Despuntando el siglo XXI, la destacada profesora y politóloga inglesa Mary Kaldor presentó sus estudios y tesis sobre las ‘nuevas guerras’, aquellas que habían reemplazado a las que tuvieron como paraguas la Guerra Fría. Kaldor hizo una muy pertinente descripción y tipología de los conflictos bélicos que ya no obedecían a la puja capitalismo-comunismo, sino a tensiones entre grupos nacionales, raciales y culturales, de la mano de nuevos caudillos mezquinos y hambrientos de poder. Su más detallado estudio de caso fue la explosión de Yugoslavia y las guerras sucedidas en los Balcanes. También sirven de ejemplo de las ‘nuevas guerras’, todos los conflictos sangrientos que estallaron al interior de lo que fue la Unión Soviética, algunos de los cuales siguen vivos, como la puja entre Armenia y Azerbaiyán en torno a la región de Nagorno Karabaj. Partiendo de la caracterización radicalmente diferente de las guerras después de la caída del Muro de Berlín, respecto de las guerras periféricas de la Guerra Fría, Kaldor establece entonces una frontera entre unas y otras.
Pues bien, la actual tragedia de violencia que vive Colombia me trajo a la mente aquello de las “nuevas guerras”, ante la evidencia de una réplica doméstica de lo que la profesora Kaldor destacó a nivel internacional. El punto de quiebre, algo arbitrario, para el establecimiento de estas nuevas guerras en nuestro país es el acuerdo de paz entre las Farc y el Estado. Sin duda, antes de este pacto de terminación de una guerra, era evidente y clara la existencia de un desafío militar y político al Estado Nacional, pues la pretensión de las Farc, así no tuvieran ningún chance, era el cambio de Estado. Una de las virtudes del acuerdo de paz, fruto de las negociaciones de La Habana, fue desactivar esta tensión, la cual tenía un costo humano, político y militar enorme para el país.

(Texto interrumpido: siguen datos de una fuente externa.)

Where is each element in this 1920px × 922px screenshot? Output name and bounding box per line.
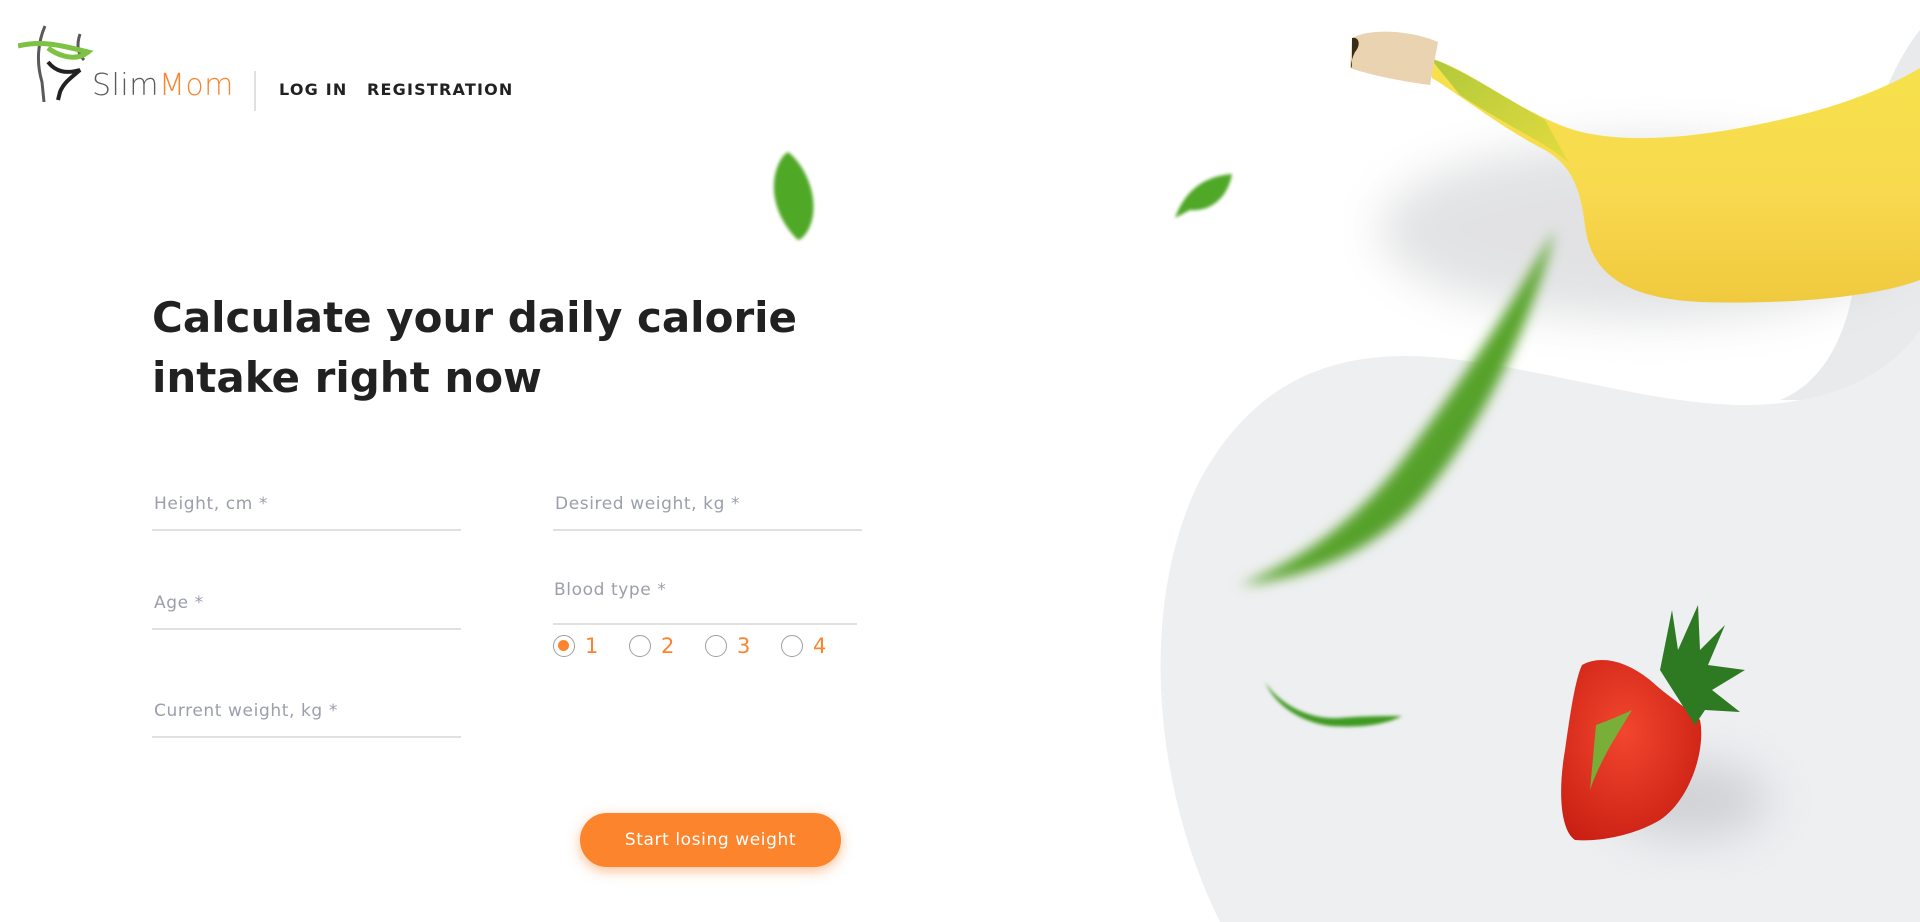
strawberry-image bbox=[1561, 605, 1770, 841]
nav-registration-link[interactable]: REGISTRATION bbox=[367, 80, 514, 99]
radio-label: 2 bbox=[661, 634, 675, 658]
desired-weight-field bbox=[553, 479, 862, 531]
height-field bbox=[152, 479, 461, 531]
radio-unchecked-icon bbox=[629, 635, 651, 657]
decorative-background bbox=[773, 30, 1920, 922]
blood-type-label: Blood type * bbox=[553, 575, 857, 625]
radio-label: 1 bbox=[585, 634, 599, 658]
radio-unchecked-icon bbox=[705, 635, 727, 657]
background-blob-top bbox=[1780, 30, 1920, 400]
background-blob-main bbox=[1160, 330, 1920, 922]
age-input[interactable] bbox=[152, 578, 461, 628]
banana-shadow bbox=[1380, 140, 1920, 320]
nav-login-link[interactable]: LOG IN bbox=[279, 80, 347, 99]
leaf-curled bbox=[1265, 682, 1402, 727]
header-divider bbox=[254, 71, 256, 111]
banana-image bbox=[1350, 31, 1920, 303]
logo[interactable]: SlimMom bbox=[18, 22, 238, 112]
page-title: Calculate your daily calorie intake righ… bbox=[152, 293, 798, 402]
height-input[interactable] bbox=[152, 479, 461, 529]
age-field bbox=[152, 578, 461, 630]
radio-label: 3 bbox=[737, 634, 751, 658]
blood-type-radio-1[interactable]: 1 bbox=[553, 634, 629, 658]
radio-checked-icon bbox=[553, 635, 575, 657]
blood-type-radio-4[interactable]: 4 bbox=[781, 634, 857, 658]
radio-unchecked-icon bbox=[781, 635, 803, 657]
desired-weight-input[interactable] bbox=[553, 479, 862, 529]
start-losing-weight-button[interactable]: Start losing weight bbox=[580, 813, 841, 867]
logo-figure-icon bbox=[18, 25, 94, 102]
leaf-small bbox=[1175, 174, 1232, 218]
logo-text-mom: Mom bbox=[158, 68, 234, 103]
blood-type-group: Blood type * 1 2 3 4 bbox=[553, 575, 857, 658]
logo-text-slim: Slim bbox=[92, 68, 159, 103]
radio-label: 4 bbox=[813, 634, 827, 658]
current-weight-field bbox=[152, 686, 461, 738]
blood-type-options: 1 2 3 4 bbox=[553, 634, 857, 658]
leaf-top bbox=[773, 152, 814, 240]
blood-type-radio-3[interactable]: 3 bbox=[705, 634, 781, 658]
blood-type-radio-2[interactable]: 2 bbox=[629, 634, 705, 658]
leaf-large-blurred bbox=[1240, 230, 1555, 585]
logo-text: SlimMom bbox=[92, 68, 234, 103]
current-weight-input[interactable] bbox=[152, 686, 461, 736]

Pero como no podía ser posible tanta dicha, desde antes de tener establecida esta paz, ya estaban entrando en ebullición nuestras ‘nuevas guerras’: las disidencias por aquí, los nuevos narcoparamilitares por allá, el Eln degradado más allá, los Pelusos, los Caparrapos, los carteles mexicanos, y toda una pléyade de bandas siniestras, macabras, crueles a más no poder. En este momento vemos como poco a poco se empieza a perder lo que nos dejó La Habana.
Como bien lo describió Gustavo Duncan en su libro ‘Los Señores de la Guerra’, esta nueva violencia no pretende el poder nacional, pero busca consolidar poderes regionales, especialmente en zonas periféricas y marginadas de la geografía nacional. Feudos criminales que doblegan y someten a un Estado impotente, que desnudan todos sus defectos.
Al gobierno Santos le cabe responsabilidad en esta situación, pues no fue capaz de contener la arremetida de los bandoleros en pos de quedarse con las regiones que dominaban las Farc. Diera la impresión de que una vez logrado el acuerdo final de paz, luego de una oposición feroz por parte de la extrema derecha y principalmente de Álvaro Uribe, el gobierno Santos se hubiera desentendido del tema, pareciera que estaba extenuado para seguir adelante. Pero le cabe una mayor responsabilidad a este gobierno, al presidente Duque, pues su desdén por la implementación del acuerdo de paz y la ausencia de una clara estrategia de contención de la creciente violencia y poder de los grupos armados ilegales, han contribuido de gran manera a la gestación de esta pesadilla. El presidente solo responde con grandilocuencia y voz mayestática al reto, con una retórica arcaica que de nada sirve para contener y doblegar a los criminales. Eso de que el crimen no paga solo fue un eslogan efectista de campaña.
Aunque en el fondo nuestras nuevas guerras tienen mucho de viejas, halando la cuerda podemos ver que se atan a todas las guerras que hemos vivido en dos siglos, hasta llegar a los orígenes de la república. Las del siglo XX y las actuales se han alimentado del abandono y marginación de millones de personas, especialmente del campo, de una corrupción diabólica, de gobiernos banales y superficiales, como el actual, de la indolencia de las élites, y de una clase política vulgar e impúdica.